The professional services giants went on a buying spree last year, with business after business acquired.

Collectively, the Big 4 accounting firms (Deloitte, EY, KPMG, PwC) and large consultancies (Accenture, Bain, Capgemini) acquired over 20 professional services companies in Australia in 2021, as they seek to reinvent themselves beyond their traditional service offering.

That process of re-engineering can be seen in diverse transactions — ranging from Deloitte’s acquisition of PDS Group, a property development and project specialist, to KPMG’s acquisition of Oracle cloud services consultancy Certus APAC.

The process has also been driven by the well-documented “war for talent”, coupled with aggressive growth agendas at these firms and clients who are demanding niche, value added capabilities.

With these trends only showing signs of growth, there will be continued demand for small and medium sized professional services business with the expertise and specialist skills that bigger consultancies can add to their stable.

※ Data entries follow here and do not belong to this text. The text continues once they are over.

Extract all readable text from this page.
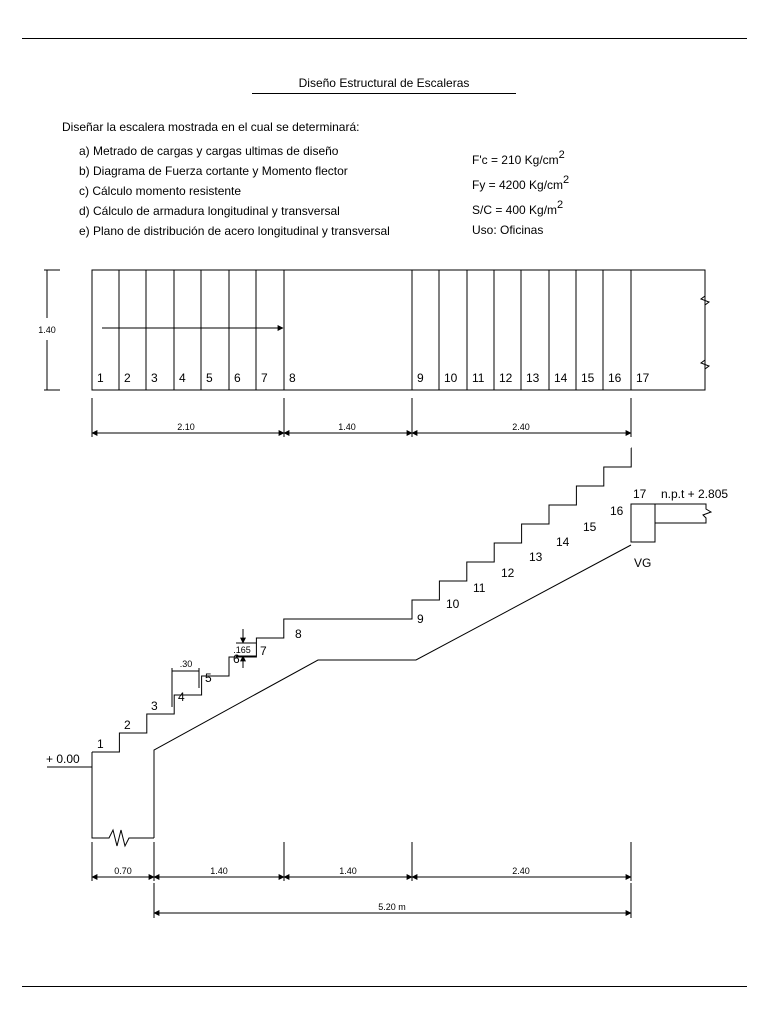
Diseño Estructural de Escaleras
Diseñar la escalera mostrada en el cual se determinará:
a) Metrado de cargas y cargas ultimas de diseño
b) Diagrama de Fuerza cortante y Momento flector
c) Cálculo momento resistente
d) Cálculo de armadura longitudinal y transversal
e) Plano de distribución de acero longitudinal y transversal
F'c = 210 $Kg/cm^2$
Fy = 4200 $Kg/cm^2$
S/C = 400 $Kg/m^2$
Uso: Oficinas
1 2 3 4 5 6 7 8	9 10 11 12 13 14 15 16 17
1.40
2.10	1.40	2.40
1
2
3
4
5
6
7
8
9
10
11
12
13
14
15
16
17
+ 0.00
n.p.t + 2.805
VG
.30
.165
0.70	1.40	1.40	2.40
5.20 m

So if merging your professional services business with one of the Big 4 or large consulting firms is potentially appealing to you, what should you be doing to make your business an attractive target?

The five areas that should be directing your focus

  1. Culture

    Many professional services businesses that want to be acquired overlook the truth of ‘culture is king.

    A firm with a strong culture offers value in the form of a cohesive team, strong morale, and high retention and attraction rates.

    A firm with a poor culture might have rock star advisors or a useful service but lacks the intangible bonds to leverage these assets.

    The big players always consider culture when assessing transaction targets so as a firm, being able to both articulate your culture and demonstrate your culture in action are both vitally important.

    The increased focus on corporate culture and its links to environmental, social and governance (ESG) factors is also critical — and a poor record on ESG is also a deal breaker.

    Remember that cultural compatibility is a two-way street. If you decide to sell your business to a large competitor, then it is highly likely you will join that competitor as a partner/director (this is usually a key condition of the transaction). It’s important that there is clear alignment with you and your team.

  2. Services

    The large firms are generally less interested in what we would call “bulk-ups” (where they already have existing capability and simply want to add heads).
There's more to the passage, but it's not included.